À la une • 16 octobre 2018
Le port de Bordeaux pourrait devenir régional
La région Nouvelle-Aquitaine est prête à prendre en charge sous conditions la gestion du port de Bordeaux, malgré une baisse d’activité régulière, accentuée cet été par la perte de 50% de son trafic conteneurs en raison du départ de l’armateur MSC.
« La régionalisation, on y est prêt. On est en train de s’organiser pour avoir une vue plus précise de la situation », a déclaré à Reuters le président de la région, Alain Rousset. « Je pense que la régionalisation, comme dans beaucoup d’autres domaines, est un élément de revitalisation du port. »
Le port de Bayonne, plus au sud, est déjà passé sous la tutelle de la région depuis plusieurs années.
Le Grand port maritime de Bordeaux (GPMB) est tombé ces dernières années de la 6e à la 8e place des ports français, derrière La Rochelle.
L’armateur italo-suisse MSC (Mediterranean Shipping Company) a arrêté son activité conteneurs à Bordeaux le 3 juillet. Il y a gardé son agence mais a décidé d’utiliser le réseau ferroviaire. Le retrait de MSC devrait faire perdre à Bordeaux près de 280.000 tonnes de trafic conteneurs annuel sur un total qui a atteint 550.674 tonnes en 2017.
En 2017 les conteneurs (65.000 par an) représentaient 7,58% du trafic portuaire, qui a atteint 7,2 millions de tonnes pour un chiffre d’affaires de 46 millions d’euros.
« La situation du port de Bordeaux m’inspire de l’inquiétude », dit Alain Rousset. « Globalement, je ne vois pas où est la stratégie. Or un port est un élément essentiel, non seulement des échanges mais aussi de l’activité industrielle qui peut s’y installer. »
Les entreprises implantées sur le port posent aussi la question de la stratégie et de la gouvernance. « On a une métropole en croissance, une région attractive et, paradoxalement, on a un port qui n’a pas les résultats correspondants », explique la secrétaire générale de l’Union maritime portuaire de Bordeaux (UMPB), Maud Guillerme. Selon elle, pourtant, la « communauté industrielle sur le port de Bordeaux se porte bien ».
A l’horizon 2019-2020
« Il y a des baisses structurelles et conjoncturelles, comme sur les hydrocarbures (..) et sur le maïs », ajoute-t-elle. « Mais, au fil des années, l’écart se creuse entre le tonnage et les objectifs fixés. Le diagnostic de l’Union maritime est que la stratégie du port n’est pas à la hauteur. »
Les travaux du terminal de conteneurs du Verdon, à l’embouchure de Gironde, n’ont toujours pas été effectués.

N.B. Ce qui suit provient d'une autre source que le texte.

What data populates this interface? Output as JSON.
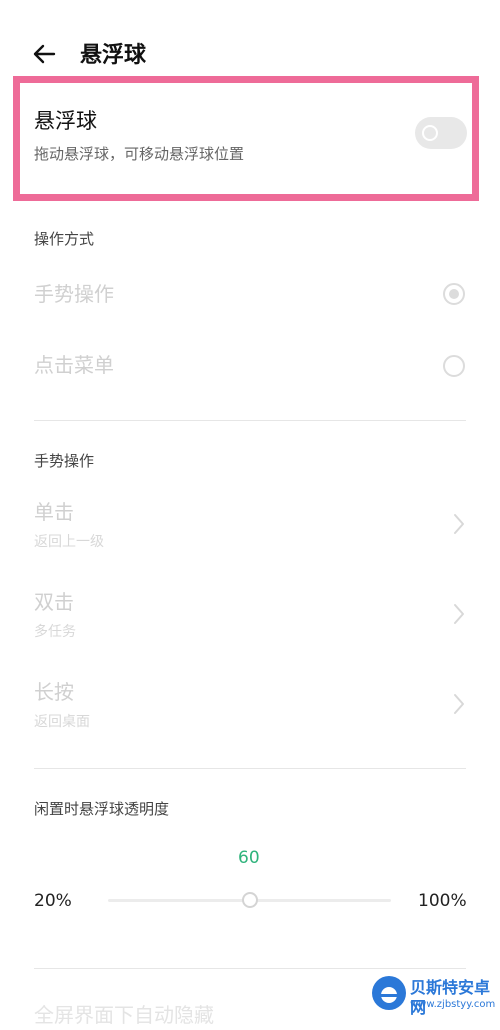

Le dernier appel d’offre ayant été déclaré infructueux. Pour Maud Guillerme, il est urgent de trouver des solutions pour reprendre des parts de marché.
Louis Leuret, secrétaire général du Grand port maritime de Bordeaux, encaisse mais tient à faire une mise au point. « On a entendu toutes ces critiques. Le dialogue est nécessaire et on ne peut que l’améliorer », reconnaît-il avant de rappeler que Bordeaux est engagé dans un « projet stratégique » sur la période 2015-2020.
« Il est vrai que le port a subi une baisse de tonnage ces trois dernières années mais sur l’année 2018 on repart à la hausse avec une croissance actuelle de 2,5% », ajoute-t-il.
Il rappelle aussi que monde économique, collectivités locales et représentants de l’Etat majoritaire se retrouvent au sein des deux instances de gouvernance du port : le Conseil de surveillance et le Conseil de développement.
Un rapport d’audit a été commandé et le préfet a été chargé d’une mission de concertation.
Pour Alain Rousset, les enjeux d’un transfert de compétence de l’Etat vers la région sont « le développement économique et industriel, l’innovation, l’implantation de nouvelles activités, l’amélioration de la chaîne logistique pour faciliter le report modal » ainsi que l’enjeu financier.
« Il faut que l’Etat continue de participer ou délègue à la région les crédits pour le dragage (14 millions d’euros par an) et les investissements sur le port », explique-t-il.
La région pose aussi comme conditions la garantie de neutralité financière dans le temps et l’élaboration d’une stratégie partagée avec les autres collectivités, Bordeaux Métropole, la Chambre de commerce, les milieux économiques.
« Il y a un travail à faire d’environ une année, peut-être moins. On peut aboutir fin 2019-début 2020 », sachant que la décision revient à l’Etat, souligne Alain Rousset.